Diese Mutter musste die Ärzte anlügen um ihre Tochter zu retten

Eine Engländerin musste lügen, um endlich die Aufmerksamkeit der Ärzte zu erregen.

Um die Aufmerksamkeit der Ärzte zu erregen, musste sich die besorgte Mutter Amanda Davies auf England eine Lüge einfallen lassen, wie Daily Mail berichtet.

Die Ärzte nahmen sie nicht ernst

Als ihre damals zweieinhalbjährige Tochter über Kopfschmerzen klagte und sich immer schwerer beim Gehen tat, fing sie an sich Sorgen zu machen und suchte den Arzt auf. Nach mehreren Besuchen erhielt sie nur Fehldiagnosen, unter anderer diagnostizierte einer ihre Tochter Lil mit einer Hypermobilitätsstörung.
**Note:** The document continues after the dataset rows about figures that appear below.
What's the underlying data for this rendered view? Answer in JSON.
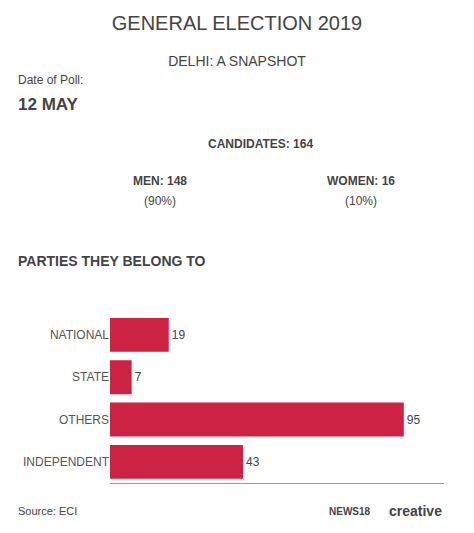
{
  "chart_data": {
    "type": "bar",
    "orientation": "horizontal",
    "title": "GENERAL ELECTION 2019",
    "subtitle": "DELHI: A SNAPSHOT",
    "categories": [
      "NATIONAL",
      "STATE",
      "OTHERS",
      "INDEPENDENT"
    ],
    "values": [
      19,
      7,
      95,
      43
    ],
    "color": "#cc2244",
    "xlim": [
      0,
      108
    ],
    "data_labels": true,
    "tick_labels": "y",
    "grid": false,
    "annotations": [
      "Date of Poll:",
      "12 MAY",
      "CANDIDATES: 164",
      "MEN: 148",
      "(90%)",
      "WOMEN: 16",
      "(10%)",
      "PARTIES THEY BELONG TO",
      "Source: ECI",
      "NEWS18",
      "creative"
    ]
  }
}
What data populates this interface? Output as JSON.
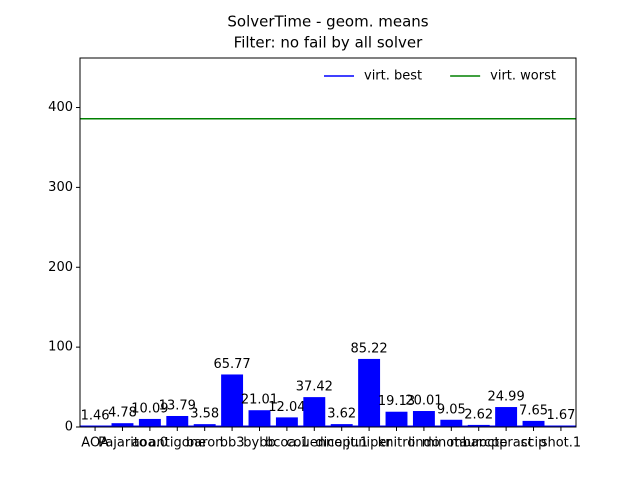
{
  "chart_data": {
    "type": "bar",
    "title": "SolverTime - geom. means",
    "subtitle": "Filter: no fail by all solver",
    "categories": [
      "AOA",
      "Pajarito",
      "aoa.0",
      "antigone",
      "baron",
      "bb3",
      "bybb",
      "bcoa.1",
      "couenne",
      "dicopt.1",
      "juniper",
      "knitro",
      "lindo",
      "minotaur",
      "mbarcpp",
      "octeract",
      "scip",
      "shot.1"
    ],
    "values": [
      1.46,
      4.78,
      10.09,
      13.79,
      3.58,
      65.77,
      21.01,
      12.04,
      37.42,
      3.62,
      85.22,
      19.13,
      20.01,
      9.05,
      2.62,
      24.99,
      7.65,
      1.67
    ],
    "color": "#0000ff",
    "lines": [
      {
        "name": "virt. best",
        "color": "#0000ff",
        "value": 1.0
      },
      {
        "name": "virt. worst",
        "color": "#008000",
        "value": 386
      }
    ],
    "ylim": [
      0,
      462
    ],
    "yticks": [
      0,
      100,
      200,
      300,
      400
    ],
    "legend": "upper right"
  }
}
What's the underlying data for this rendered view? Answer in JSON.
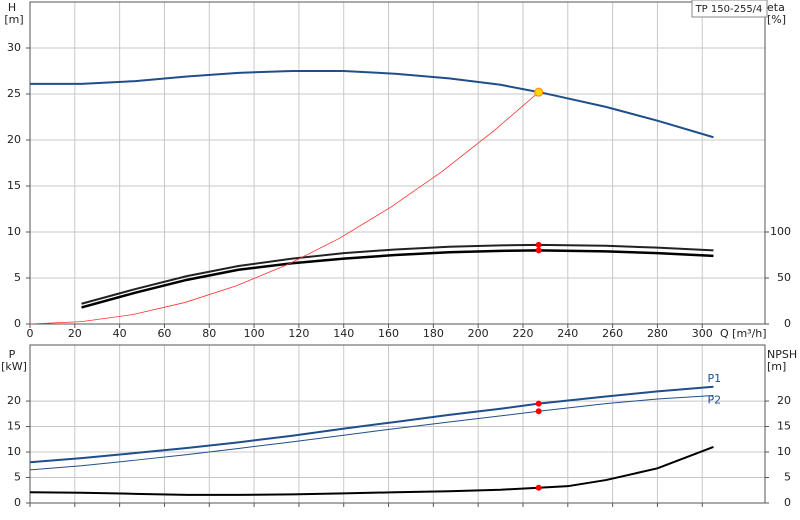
{
  "chart_data": [
    {
      "type": "line",
      "title": "TP 150-255/4",
      "y_label": "H",
      "y_unit": "[m]",
      "y2_label": "eta",
      "y2_unit": "[%]",
      "x_label": "Q [m³/h]",
      "xlim": [
        0,
        328
      ],
      "xticks": [
        0,
        20,
        40,
        60,
        80,
        100,
        120,
        140,
        160,
        180,
        200,
        220,
        240,
        260,
        280,
        300
      ],
      "ylim": [
        0,
        35
      ],
      "yticks": [
        0,
        5,
        10,
        15,
        20,
        25,
        30
      ],
      "y2lim": [
        0,
        350
      ],
      "y2ticks": [
        0,
        50,
        100
      ],
      "grid": true,
      "series": [
        {
          "color": "#1f4e8c",
          "width": 2,
          "x": [
            0,
            23,
            47,
            70,
            93,
            117,
            140,
            163,
            187,
            210,
            227,
            233,
            257,
            280,
            305
          ],
          "values": [
            26.1,
            26.1,
            26.4,
            26.9,
            27.3,
            27.5,
            27.5,
            27.2,
            26.7,
            26.0,
            25.2,
            24.9,
            23.6,
            22.1,
            20.3
          ]
        },
        {
          "color": "#222222",
          "width": 2,
          "axis": "y2",
          "x": [
            23,
            47,
            70,
            93,
            117,
            140,
            163,
            187,
            210,
            227,
            257,
            280,
            305
          ],
          "values": [
            22,
            38,
            52,
            63,
            71,
            77,
            81,
            84,
            85.5,
            86,
            85,
            83,
            80
          ]
        },
        {
          "color": "#000000",
          "width": 2.5,
          "axis": "y2",
          "x": [
            23,
            47,
            70,
            93,
            117,
            140,
            163,
            187,
            210,
            227,
            257,
            280,
            305
          ],
          "values": [
            18,
            34,
            48,
            59,
            66,
            71,
            75,
            78,
            79.5,
            80,
            79,
            77,
            74
          ]
        },
        {
          "color": "#ff3030",
          "width": 0.8,
          "x": [
            0,
            23,
            46,
            69,
            92,
            115,
            138,
            161,
            184,
            207,
            227
          ],
          "values": [
            0,
            0.26,
            1.03,
            2.33,
            4.14,
            6.47,
            9.3,
            12.7,
            16.6,
            21.0,
            25.2
          ]
        }
      ],
      "markers": [
        {
          "x": 227,
          "y": 25.2,
          "color": "#ffd700"
        },
        {
          "x": 227,
          "y": 86,
          "axis": "y2",
          "color": "#ff0000"
        },
        {
          "x": 227,
          "y": 80,
          "axis": "y2",
          "color": "#ff0000"
        }
      ]
    },
    {
      "type": "line",
      "y_label": "P",
      "y_unit": "[kW]",
      "y2_label": "NPSH",
      "y2_unit": "[m]",
      "xlim": [
        0,
        328
      ],
      "ylim": [
        0,
        31
      ],
      "yticks": [
        0,
        5,
        10,
        15,
        20
      ],
      "y2lim": [
        0,
        31
      ],
      "y2ticks": [
        0,
        5,
        10,
        15,
        20
      ],
      "grid": true,
      "series": [
        {
          "name": "P1",
          "color": "#1f4e8c",
          "width": 2,
          "x": [
            0,
            23,
            47,
            70,
            93,
            117,
            140,
            163,
            187,
            210,
            227,
            257,
            280,
            305
          ],
          "values": [
            8,
            8.8,
            9.8,
            10.8,
            11.9,
            13.2,
            14.6,
            15.9,
            17.3,
            18.5,
            19.5,
            20.9,
            21.9,
            22.8
          ]
        },
        {
          "name": "P2",
          "color": "#1f4e8c",
          "width": 1,
          "x": [
            0,
            23,
            47,
            70,
            93,
            117,
            140,
            163,
            187,
            210,
            227,
            257,
            280,
            305
          ],
          "values": [
            6.5,
            7.3,
            8.4,
            9.5,
            10.7,
            12.0,
            13.3,
            14.6,
            15.9,
            17.1,
            18.0,
            19.5,
            20.4,
            21.1
          ]
        },
        {
          "color": "#000000",
          "width": 2,
          "axis": "y2",
          "x": [
            0,
            23,
            47,
            70,
            93,
            117,
            140,
            163,
            187,
            210,
            227,
            240,
            257,
            280,
            305
          ],
          "values": [
            2.1,
            2.0,
            1.8,
            1.6,
            1.6,
            1.7,
            1.9,
            2.1,
            2.3,
            2.6,
            3.0,
            3.3,
            4.5,
            6.8,
            11.0
          ]
        }
      ],
      "markers": [
        {
          "x": 227,
          "y": 19.5,
          "color": "#ff0000"
        },
        {
          "x": 227,
          "y": 18.0,
          "color": "#ff0000"
        },
        {
          "x": 227,
          "y": 3.0,
          "axis": "y2",
          "color": "#ff0000"
        }
      ]
    }
  ]
}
Das konnte zwar der Auslöser für die Gehschwierigkeiten erklären, doch nicht die Kopfschmerzen.

Einziger Ausweg: Lügen

Aus ihrer Not heraus entschied sich die Mutter schließlich eine Lüge zu erzählen: Ihre Tochter sei auf den Kopf gestürzt und habe sich mehrmals übergeben. Schließlich wurden die Ärzte hellhörig und forderten eine CT-Untersuchung an.

Diagnose: Gehirntumor

Das Ergebnis war ernst zu nehmen: Bei Lil wurde ein bösartiger Gehirntumor in Fausgröße festgestellt. Vier Tage später wurde das kleine Mädchen operiert. Der jungen Engländerin geht es mittlerweile besser, auch wenn immer ein Restrisiko besteht, dass der Krebs zurückkommen könnte.

Die Mutter ist froh, gehandelt zu haben

Bis heute ist die Mutter sicher, richtig gehandelt zu haben: "Hätte ich nicht gelogen, wäre der Tumor weiter gewachsen und meine Tochter heute wahrscheinlich tot. Ich bin froh, es getan zu haben, ich wünschte, ich hätte früher gehandelt", erzählt die Engländerin der Daily Mail.